Dal dossier emerge come sul totale delle 13.584 imprese artigiane sarde, ben 6.553 intervengano “direttamente” su riparazioni e recupero, mentre altre 7.031 siano “interessate in altri modi” dalla rotazione “riparazione-recupero-riciclo”. Questi dati collocano la Sardegna al 5° posto assoluto in tutta Italia per indice di attività interessate alla “circolarità” dei beni.
“Il periodo di difficoltà economica delle famiglie e la crescente attenzione verso i temi del recupero e del riciclo – commenta Antonio Matzutzi, Presidente di Confartigianato Imprese Sardegna – inducono le persone a far riparare e aggiustare gli oggetti più vari, piuttosto che ricomprarli, rivolgendosi soprattutto alle nostre micro e piccole imprese artigiane”. “Queste realtà, dal canto loro – continua Matzutzi – cercano quindi di specializzarsi e di ampliare e diversificare i propri servizi per crescere in tutti quei settori legati all’economia circolare e caratterizzati, non a caso, proprio da un’alta vocazione artigiana”.
Nella penisola le imprese artigiane operanti nei settori dell’economia circolare sono oltre 523mila e danno lavoro a circa 1.200mila addetti. L’artigianato rappresenta il 60,8% delle 865mila imprese totali.
A livello territoriale, 5.268 realtà artigiane operano in provincia di Cagliari (2.573 operano direttamente nel recupero e riciclo), 4.607 aziende sono a Sassari (2.370 direttamente), 2.583 imprese a Nuoro (1.091 direttamente) e 1.126 attività a Oristano (519 in maniera diretta).
Per Stefano Mameli, Segretario Regionale di Confartigianato Imprese Sardegna “la valutazione della dinamica del comparto del riciclo, recupero e riparazione, va inserita in un contesto economico ancora non completamente fuori dalla crisi, caratterizzato da una domanda interna ancora insufficiente”. “Non è un mistero – sottolinea Mameli – che le vendite al dettaglio non siano cresciute mentre manutenzioni e riparazioni continuino ad avere il segno “più”. Di positivo c’è, però, anche una maggiore consapevolezza ambientale di cittadini e imprese sul tema dell’ecologia”.
Di sicuro la crescita competitiva del sistema imprenditoriale territoriale sardo potrebbe migliorare anche con interventi legislativi per garantire più semplificazione, più attrattività, più ricerca, innovazione e maggiore trasferimento tecnologico.
“Le imprese artigiane – continua Mameli – hanno nelle loro corde anche molti fattori che le rendono protagoniste ideali delle nuove opportunità legate all’economia circolare. Lo dimostrano i numeri di quelle che si occupano di riparare e di rigenerare prodotti.
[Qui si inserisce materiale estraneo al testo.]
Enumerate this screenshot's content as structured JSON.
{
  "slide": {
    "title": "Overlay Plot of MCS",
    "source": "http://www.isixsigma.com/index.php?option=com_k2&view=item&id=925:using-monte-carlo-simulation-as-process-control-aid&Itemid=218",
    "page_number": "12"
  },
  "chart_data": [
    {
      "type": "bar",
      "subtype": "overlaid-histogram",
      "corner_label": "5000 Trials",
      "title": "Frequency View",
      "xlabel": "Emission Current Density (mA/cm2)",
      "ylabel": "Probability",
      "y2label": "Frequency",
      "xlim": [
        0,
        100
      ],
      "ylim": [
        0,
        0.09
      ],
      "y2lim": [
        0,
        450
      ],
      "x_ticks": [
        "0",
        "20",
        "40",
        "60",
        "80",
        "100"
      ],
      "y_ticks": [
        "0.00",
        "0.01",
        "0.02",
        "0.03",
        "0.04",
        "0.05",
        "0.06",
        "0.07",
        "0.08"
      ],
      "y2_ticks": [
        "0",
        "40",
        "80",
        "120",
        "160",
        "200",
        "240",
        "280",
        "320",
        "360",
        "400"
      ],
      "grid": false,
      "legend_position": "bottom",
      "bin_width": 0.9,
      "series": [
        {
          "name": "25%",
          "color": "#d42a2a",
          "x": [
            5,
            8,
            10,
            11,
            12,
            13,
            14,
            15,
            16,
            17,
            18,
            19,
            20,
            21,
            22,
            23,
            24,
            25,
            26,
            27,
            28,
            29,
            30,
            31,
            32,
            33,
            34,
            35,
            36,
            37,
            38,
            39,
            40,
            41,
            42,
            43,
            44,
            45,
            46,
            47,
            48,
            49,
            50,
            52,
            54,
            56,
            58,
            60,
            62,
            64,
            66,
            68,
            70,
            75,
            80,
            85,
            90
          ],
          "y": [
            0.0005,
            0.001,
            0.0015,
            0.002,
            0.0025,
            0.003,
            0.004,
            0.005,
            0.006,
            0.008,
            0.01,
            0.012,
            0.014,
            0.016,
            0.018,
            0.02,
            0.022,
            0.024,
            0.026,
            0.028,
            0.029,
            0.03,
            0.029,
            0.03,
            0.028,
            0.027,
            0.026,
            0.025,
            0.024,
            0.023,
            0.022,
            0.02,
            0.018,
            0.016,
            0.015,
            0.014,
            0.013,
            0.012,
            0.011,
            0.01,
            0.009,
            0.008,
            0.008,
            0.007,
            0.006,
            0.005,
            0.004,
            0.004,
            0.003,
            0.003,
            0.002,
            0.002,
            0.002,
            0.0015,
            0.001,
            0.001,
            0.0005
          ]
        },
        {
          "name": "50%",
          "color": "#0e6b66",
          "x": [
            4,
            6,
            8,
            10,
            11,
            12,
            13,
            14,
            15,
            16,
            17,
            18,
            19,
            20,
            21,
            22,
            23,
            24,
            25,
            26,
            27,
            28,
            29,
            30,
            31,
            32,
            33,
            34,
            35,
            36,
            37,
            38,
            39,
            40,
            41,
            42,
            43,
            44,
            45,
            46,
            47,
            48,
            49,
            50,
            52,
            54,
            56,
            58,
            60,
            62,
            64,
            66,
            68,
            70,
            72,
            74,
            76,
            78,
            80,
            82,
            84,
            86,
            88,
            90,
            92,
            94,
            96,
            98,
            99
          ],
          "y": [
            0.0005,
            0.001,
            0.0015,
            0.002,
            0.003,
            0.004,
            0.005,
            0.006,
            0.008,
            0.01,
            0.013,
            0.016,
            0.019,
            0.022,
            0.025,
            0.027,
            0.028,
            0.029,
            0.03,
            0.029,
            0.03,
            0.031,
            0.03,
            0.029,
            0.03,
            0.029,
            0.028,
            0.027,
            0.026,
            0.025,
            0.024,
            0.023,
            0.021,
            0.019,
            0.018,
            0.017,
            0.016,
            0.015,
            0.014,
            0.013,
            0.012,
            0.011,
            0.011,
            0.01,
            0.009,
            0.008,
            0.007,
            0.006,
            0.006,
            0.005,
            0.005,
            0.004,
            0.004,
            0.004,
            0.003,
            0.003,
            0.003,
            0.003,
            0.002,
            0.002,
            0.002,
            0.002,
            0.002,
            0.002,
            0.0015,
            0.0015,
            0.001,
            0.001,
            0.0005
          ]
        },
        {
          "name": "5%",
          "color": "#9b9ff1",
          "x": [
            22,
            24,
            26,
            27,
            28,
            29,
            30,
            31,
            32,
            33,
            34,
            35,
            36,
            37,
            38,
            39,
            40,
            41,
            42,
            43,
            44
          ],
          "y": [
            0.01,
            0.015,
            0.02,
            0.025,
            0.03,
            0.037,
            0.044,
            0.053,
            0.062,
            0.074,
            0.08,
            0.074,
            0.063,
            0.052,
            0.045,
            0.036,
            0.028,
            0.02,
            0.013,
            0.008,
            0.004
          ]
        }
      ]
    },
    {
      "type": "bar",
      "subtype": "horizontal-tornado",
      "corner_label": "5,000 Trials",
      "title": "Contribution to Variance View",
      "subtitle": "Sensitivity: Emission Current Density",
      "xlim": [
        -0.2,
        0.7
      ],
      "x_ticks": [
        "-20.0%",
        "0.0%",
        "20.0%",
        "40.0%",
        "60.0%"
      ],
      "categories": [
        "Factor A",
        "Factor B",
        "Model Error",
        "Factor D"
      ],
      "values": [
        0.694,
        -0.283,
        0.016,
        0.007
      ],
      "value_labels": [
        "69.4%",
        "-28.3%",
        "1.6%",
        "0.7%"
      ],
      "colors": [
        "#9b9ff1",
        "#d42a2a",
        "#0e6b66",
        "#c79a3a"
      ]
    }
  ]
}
Bisognerebbe, per questo, pensare a rendere maggiormente fruibile la ricerca anche per le piccole e meno strutturate, offrendo loro strumenti adeguati attraverso un sistema di incentivazione a misura di piccola impresa.
L’Economia Circolare.
Una crescita sostenibile, infatti, si basa su una robusta economia circolare la quale prevede che i prodotti siano progettati, realizzati e gestiti in modo da trasformare i rifiuti in risorse, con interventi lungo l’intero ciclo di vita del prodotto e non più limitati alla sola fase finale.
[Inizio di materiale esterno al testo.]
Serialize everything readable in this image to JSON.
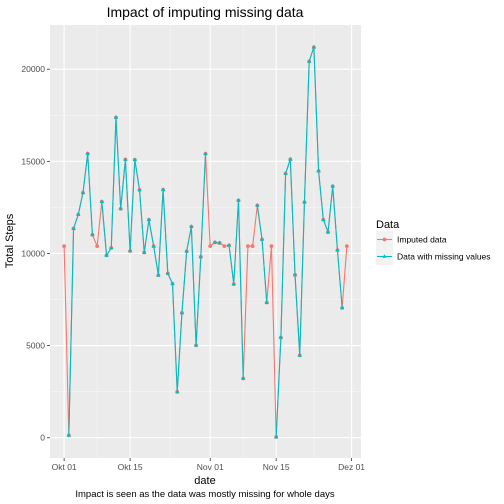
{
  "chart_data": {
    "type": "line",
    "title": "Impact of imputing missing data",
    "xlabel": "date",
    "ylabel": "Total Steps",
    "caption": "Impact is seen as the data was mostly missing for whole days",
    "x_tick_labels": [
      "Okt 01",
      "Okt 15",
      "Nov 01",
      "Nov 15",
      "Dez 01"
    ],
    "x_tick_values": [
      "2012-10-01",
      "2012-10-15",
      "2012-11-01",
      "2012-11-15",
      "2012-12-01"
    ],
    "y_tick_labels": [
      "0",
      "5000",
      "10000",
      "15000",
      "20000"
    ],
    "y_tick_values": [
      0,
      5000,
      10000,
      15000,
      20000
    ],
    "xlim": [
      "2012-09-28",
      "2012-12-03"
    ],
    "ylim": [
      -1100,
      22400
    ],
    "grid": true,
    "legend": {
      "title": "Data",
      "position": "right",
      "entries": [
        "Imputed data",
        "Data with missing values"
      ]
    },
    "x": [
      "2012-10-01",
      "2012-10-02",
      "2012-10-03",
      "2012-10-04",
      "2012-10-05",
      "2012-10-06",
      "2012-10-07",
      "2012-10-08",
      "2012-10-09",
      "2012-10-10",
      "2012-10-11",
      "2012-10-12",
      "2012-10-13",
      "2012-10-14",
      "2012-10-15",
      "2012-10-16",
      "2012-10-17",
      "2012-10-18",
      "2012-10-19",
      "2012-10-20",
      "2012-10-21",
      "2012-10-22",
      "2012-10-23",
      "2012-10-24",
      "2012-10-25",
      "2012-10-26",
      "2012-10-27",
      "2012-10-28",
      "2012-10-29",
      "2012-10-30",
      "2012-10-31",
      "2012-11-01",
      "2012-11-02",
      "2012-11-03",
      "2012-11-04",
      "2012-11-05",
      "2012-11-06",
      "2012-11-07",
      "2012-11-08",
      "2012-11-09",
      "2012-11-10",
      "2012-11-11",
      "2012-11-12",
      "2012-11-13",
      "2012-11-14",
      "2012-11-15",
      "2012-11-16",
      "2012-11-17",
      "2012-11-18",
      "2012-11-19",
      "2012-11-20",
      "2012-11-21",
      "2012-11-22",
      "2012-11-23",
      "2012-11-24",
      "2012-11-25",
      "2012-11-26",
      "2012-11-27",
      "2012-11-28",
      "2012-11-29",
      "2012-11-30"
    ],
    "series": [
      {
        "name": "Imputed data",
        "color": "#f8766d",
        "marker": "circle",
        "values": [
          10400,
          126,
          11352,
          12116,
          13294,
          15420,
          11015,
          10400,
          12811,
          9900,
          10304,
          17382,
          12426,
          15098,
          10139,
          15084,
          13452,
          10056,
          11829,
          10395,
          8821,
          13460,
          8918,
          8355,
          2492,
          6778,
          10119,
          11458,
          5018,
          9819,
          15414,
          10400,
          10600,
          10571,
          10400,
          10439,
          8334,
          12883,
          3219,
          10400,
          10400,
          12608,
          10765,
          7336,
          10400,
          41,
          5441,
          14339,
          15110,
          8841,
          4472,
          12787,
          20427,
          21194,
          14478,
          11834,
          11162,
          13646,
          10183,
          7047,
          10400
        ]
      },
      {
        "name": "Data with missing values",
        "color": "#00bfc4",
        "marker": "triangle",
        "values": [
          null,
          126,
          11352,
          12116,
          13294,
          15420,
          11015,
          null,
          12811,
          9900,
          10304,
          17382,
          12426,
          15098,
          10139,
          15084,
          13452,
          10056,
          11829,
          10395,
          8821,
          13460,
          8918,
          8355,
          2492,
          6778,
          10119,
          11458,
          5018,
          9819,
          15414,
          null,
          10600,
          10571,
          null,
          10439,
          8334,
          12883,
          3219,
          null,
          null,
          12608,
          10765,
          7336,
          null,
          41,
          5441,
          14339,
          15110,
          8841,
          4472,
          12787,
          20427,
          21194,
          14478,
          11834,
          11162,
          13646,
          10183,
          7047,
          null
        ]
      }
    ]
  }
}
Gli interventi possibili sono diversi, quali ad esempio: l’alleggerimento, con la riduzione la quantità di materie necessarie a fornire un determinato servizio); la durabilità con allungamento della vita utile dei prodotti; l’efficienza, con riduzione del consumo di energia e di materie nelle fasi di produzione e di uso; la sostituzione che riduce l’uso di materie pericolose o difficili da riciclare nei prodotti e nei processi di produzione; progettazione ecocompatibile basata sulla concezione di prodotti facili da mantenere in buono stato, da riparare, ammodernare, rifabbricare o riciclare; lo sviluppo dei servizi manutenzione e riparazione rivolti ai consumatori; gli incentivi per ridurre i rifiuti, per la corretta separazione e per l’adozione di sistemi di raccolta differenziata che contengano al minimo i costi di riciclaggio e riutilizzo; la simbiosi industriale che favorisce il raggruppamento di attività per evitare che i sottoprodotti diventino rifiuti; l’orientamento al noleggio, prestito o condivisione invece dell’acquisto e creazione di mercati delle materie prime secondarie (materie riciclate).
I dati nazionali.
Il nostro Paese ha un ruolo rilevante nello sviluppo dell’economia circolare europea e nel confronto internazionale su dati Eurostat l’Italia è al primo posto tra i maggiori paesi europei per quota di occupati nell’economia circolare: nel settore lavorano il 2,1% degli occupati di tutti i settori, superiore alla media UE di 1,7%; la quota dell’Italia si colloca davanti al 2% della Spagna, all’1,6% del Regno Unito, all’1,5% della Francia e all’1,4% della Germania. Tra gli altri minori paesi europei una quota di occupati nell’economia circolare superiore ai due punti percentuali si riscontra in Lettonia con 2,9%, Lituania con 2,7%, Croazia, Polonia e Slovenia con 2,2%.
Economia circolare settore ad alta vocazione artigiana.
Nel II trimestre 2017 sono 873.422 le imprese operanti nell’Economia circolare – la perimetrazione delle imprese comprende anche il settore manifatturiero – di cui 535.114 sono imprese artigiane pari al 61,3% delle imprese del modello imprenditoriale. Il peso più elevato dell’artigianato sulle imprese dell’economia circolare si riscontra a Bolzano con 82,7%, seguito da Valle d’Aosta con 78,7%, Trento con 71,5%, Liguria con 70,1%, Piemonte con 70,0% e Sardegna con 69,9%. A livello provinciale la maggiore vocazione artigiana dell’economia circolare, dopo Bolzano, si riscontra a Savona con 82,0%, Imperia con 80,6%, Sondrio con 79,9%, Cuneo con 79,2%, Valle d’Aosta con 78,7%, Enna con 77,6%, Nuoro con 77,3% e Grosseto con 75,1%.
Nel dettaglio la struttura di offerta dell’Economia circolare è formata per il 61,8% da imprese manifatturiere che non si occupano di riparazione e recupero (Manifatturiero al netto della divisione 33-Riparazione, manutenzione e installazione di macchine ed apparecchiature) per un totale di 539.457 unità e le restanti 333.965 unità, pari al 38,2% del modello imprenditoriale, si occupano di riparazione e recupero: tale quota sale al 46,3% per l’artigianato per un totale di 247.573 imprese artigiane.
Insomma, riparando, rigenerando e riciclando si contribuisce a fare crescere le imprese e a specializzarle e, allo stesso tempo, si contribuisce a far crescere l’economia circolare anche in Sardegna.